= Stephan Klasen =

German economist

Stephan Johannes Klasen (18 June 1966 – 27 October 2020) was a German development economist and professor of economics at the University of Göttingen. He was also director of the Ibero-America Institute for Economic Research and founder of the Courant Research Center "Poverty, Inequality, and Growth in Developing and Transition Countries". He was a member of the UN Committee on Development Policy, president of the European Development Research Network, and a member of the Intergovernmental Panel on Climate Change for the 5th Assessment Report.

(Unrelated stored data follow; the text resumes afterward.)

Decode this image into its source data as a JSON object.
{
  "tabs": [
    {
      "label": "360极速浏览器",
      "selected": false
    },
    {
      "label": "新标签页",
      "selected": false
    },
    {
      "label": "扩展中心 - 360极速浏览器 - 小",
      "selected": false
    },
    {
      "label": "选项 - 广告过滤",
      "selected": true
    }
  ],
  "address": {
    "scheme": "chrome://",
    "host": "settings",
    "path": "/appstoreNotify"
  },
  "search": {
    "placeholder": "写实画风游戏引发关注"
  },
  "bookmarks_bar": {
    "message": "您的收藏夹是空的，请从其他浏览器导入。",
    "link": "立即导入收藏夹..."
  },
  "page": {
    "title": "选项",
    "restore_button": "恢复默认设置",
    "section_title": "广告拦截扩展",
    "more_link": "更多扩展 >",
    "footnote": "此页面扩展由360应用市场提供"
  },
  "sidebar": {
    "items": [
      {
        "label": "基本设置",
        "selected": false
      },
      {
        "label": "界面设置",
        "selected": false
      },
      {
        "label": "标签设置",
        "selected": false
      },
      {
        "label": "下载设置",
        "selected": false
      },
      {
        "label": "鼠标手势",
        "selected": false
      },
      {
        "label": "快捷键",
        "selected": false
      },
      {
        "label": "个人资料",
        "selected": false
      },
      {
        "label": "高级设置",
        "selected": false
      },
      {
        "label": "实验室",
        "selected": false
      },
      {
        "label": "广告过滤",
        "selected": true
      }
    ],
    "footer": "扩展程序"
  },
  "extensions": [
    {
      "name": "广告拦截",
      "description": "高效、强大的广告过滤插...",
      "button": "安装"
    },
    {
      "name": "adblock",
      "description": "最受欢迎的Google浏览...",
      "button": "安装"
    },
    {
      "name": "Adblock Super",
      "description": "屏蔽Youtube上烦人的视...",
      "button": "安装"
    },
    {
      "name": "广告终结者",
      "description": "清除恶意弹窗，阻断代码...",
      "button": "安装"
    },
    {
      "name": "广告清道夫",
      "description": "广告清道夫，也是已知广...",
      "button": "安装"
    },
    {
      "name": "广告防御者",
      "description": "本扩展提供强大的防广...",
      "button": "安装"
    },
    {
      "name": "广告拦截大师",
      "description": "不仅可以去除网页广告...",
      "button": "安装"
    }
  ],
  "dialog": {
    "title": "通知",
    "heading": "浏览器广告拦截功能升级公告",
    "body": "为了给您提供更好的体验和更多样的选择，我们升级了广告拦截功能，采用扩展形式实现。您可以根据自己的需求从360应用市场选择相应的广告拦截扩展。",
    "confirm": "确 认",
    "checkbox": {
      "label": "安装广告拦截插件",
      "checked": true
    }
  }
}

== Early life and career ==
Klasen was born in Trier, Germany, where he first attended the Humboldt-Gymnasium (then Hindenburg-Gymnasium) in Trier. From 1983 to 1985 he attended the Armand Hammer United World College in New Mexico, where he completed his International Baccalaureate. He then did his community service in the care of the severely disabled in Germany.

Klasen obtained his B.A. in economics from Harvard College from 1987 to 1991, and his Ph.D. in economics from 1991 to 1994 from Harvard University under the supervision of Nobel Laureate Amartya Sen, with the topic of an economic analysis of gender inequality in intra-household resource allocation in 18th and 19th century Europe and in contemporary developing countries.

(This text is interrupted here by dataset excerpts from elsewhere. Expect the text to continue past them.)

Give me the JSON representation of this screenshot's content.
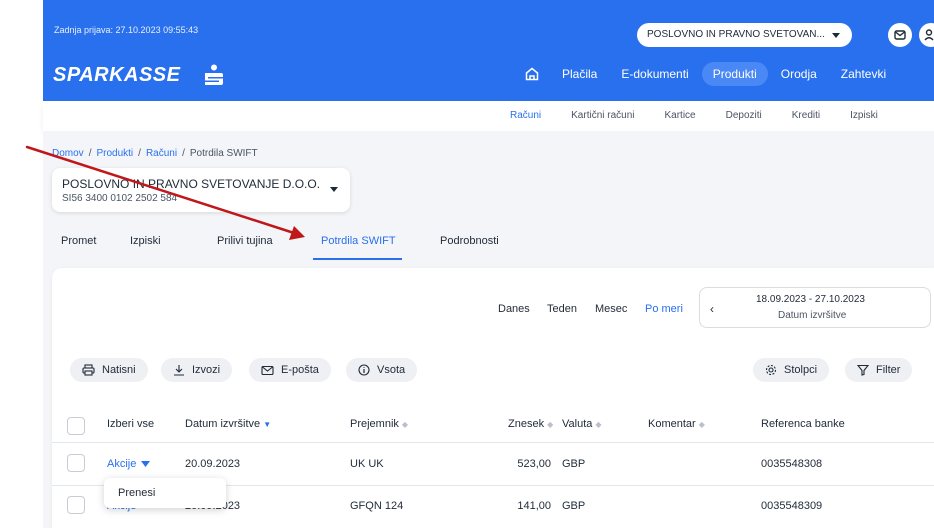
{
  "header": {
    "last_login": "Zadnja prijava: 27.10.2023 09:55:43",
    "company_selector": "POSLOVNO IN PRAVNO SVETOVAN...",
    "logo_text": "SPARKASSE",
    "nav": [
      "Plačila",
      "E-dokumenti",
      "Produkti",
      "Orodja",
      "Zahtevki"
    ],
    "nav_active": "Produkti"
  },
  "subnav": [
    "Računi",
    "Kartični računi",
    "Kartice",
    "Depoziti",
    "Krediti",
    "Izpiski"
  ],
  "breadcrumb": {
    "home": "Domov",
    "products": "Produkti",
    "accounts": "Računi",
    "current": "Potrdila SWIFT",
    "separator": "/"
  },
  "account": {
    "name": "POSLOVNO IN PRAVNO SVETOVANJE D.O.O.",
    "iban": "SI56 3400 0102 2502 584"
  },
  "tabs": [
    "Promet",
    "Izpiski",
    "Prilivi tujina",
    "Potrdila SWIFT",
    "Podrobnosti"
  ],
  "period": {
    "options": [
      "Danes",
      "Teden",
      "Mesec",
      "Po meri"
    ],
    "active": "Po meri",
    "range": "18.09.2023 - 27.10.2023",
    "range_label": "Datum izvršitve",
    "prev_glyph": "‹"
  },
  "actions": {
    "print": "Natisni",
    "export": "Izvozi",
    "email": "E-pošta",
    "sum": "Vsota",
    "columns": "Stolpci",
    "filter": "Filter"
  },
  "table": {
    "headers": {
      "select_all": "Izberi vse",
      "date": "Datum izvršitve",
      "recipient": "Prejemnik",
      "amount": "Znesek",
      "currency": "Valuta",
      "comment": "Komentar",
      "reference": "Referenca banke"
    },
    "rows": [
      {
        "actions": "Akcije",
        "date": "20.09.2023",
        "recipient": "UK UK",
        "amount": "523,00",
        "currency": "GBP",
        "comment": "",
        "reference": "0035548308"
      },
      {
        "actions": "Akcije",
        "date": "20.09.2023",
        "recipient": "GFQN 124",
        "amount": "141,00",
        "currency": "GBP",
        "comment": "",
        "reference": "0035548309"
      }
    ],
    "row_menu": [
      "Prenesi"
    ]
  },
  "colors": {
    "brand": "#2870ed",
    "annotation_arrow": "#c0171b"
  }
}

After completing his dissertation, Klasen began working as an economist at the World Bank in Washington, D.C. in 1994. In 1995, he moved to Johannesburg to begin work as a consultant to the South African government and supervisor of the Lesotho Highlands Water Project. From 1996 to 1998, he worked as a research associate and deputy director in the Center for History and Economics at the University of Cambridge. From 1998 to 2003, he worked at LMU Munich as Professor of Economics. Since 2003, he has worked at the University of Göttingen as a professor of economics. There, Klasen was additionally Dean of the Faculty of Economics from 2007 to 2008.

In addition to these activities, Klasen has worked for various organizations, mostly in an advisory role, such as the World Bank, DFID, UNDP, IPCC, BMZ, OECD, UNESCO, KfW and FAO.

In 2016, he received the Special Award of the board of trustees of the University of Göttingen for the development of development economics in Göttingen.

Klasen was awarded an honorary doctorate by the Jaume I University in 2018.

He fell ill with amyothrophic lateral sclerosis (ALS) in 2015, which caused him to retire early. As part of his farewell lecture, his contribution to the establishment of development economics in Göttingen was acknowledged. The University of Göttingen established the "Stephan Klasen Fellowship" in his honor, which allows two postdocs from low- or middle-income countries to study at the University of Göttingen for one year.

Klasen was married and had four children. He died in Göttingen on October 27, 2020.

== Publications (selection) ==

- Poverty Measurement. Edited Volume. Cheltenham, Edward Elgar (2018).
- Vulnerability to Poverty: Theory, Measurement and Determinants, with case studies from Thailand and Vietnam. Edited with Hermann Waibel, London: Palgrave (2013).
- Absolute Poverty and Global Justice. Edited with Mack, E., M. Schramm, and T. Pogge. London: Ashgate (2009).
- Poverty, Inequality and Policy in Latin America. With Felicitas Nowak-Lehmann. Part of CESifo Conference Series. Cambridge MA:MIT Press (2009).
- Poverty, Inequality and Migration in Latin America. With Felicitas Nowak-Lehmann. Hamburg: Peter Lang Verlag (2008).
- Determinants of Pro-Poor Growth: Analytical Issues and Findings from Country Cases. With Andy McKay and Michael Grimm. London: Palgrave (2007).
- Amartya Sen: Perspectives on the Economic and Human Development of India and China. Edited with Isabel Günther. Göttingen: Universitätsverlag (2006).
- Perspectives on Endangerment. With Graham Huggan. Hannover: Ohlms-Verlag (2005).
- Common Security and Civil Society in Africa. With L. Wohlgemuth, S. Gibson and E. Rothschild. Uppsala:NAI (1999).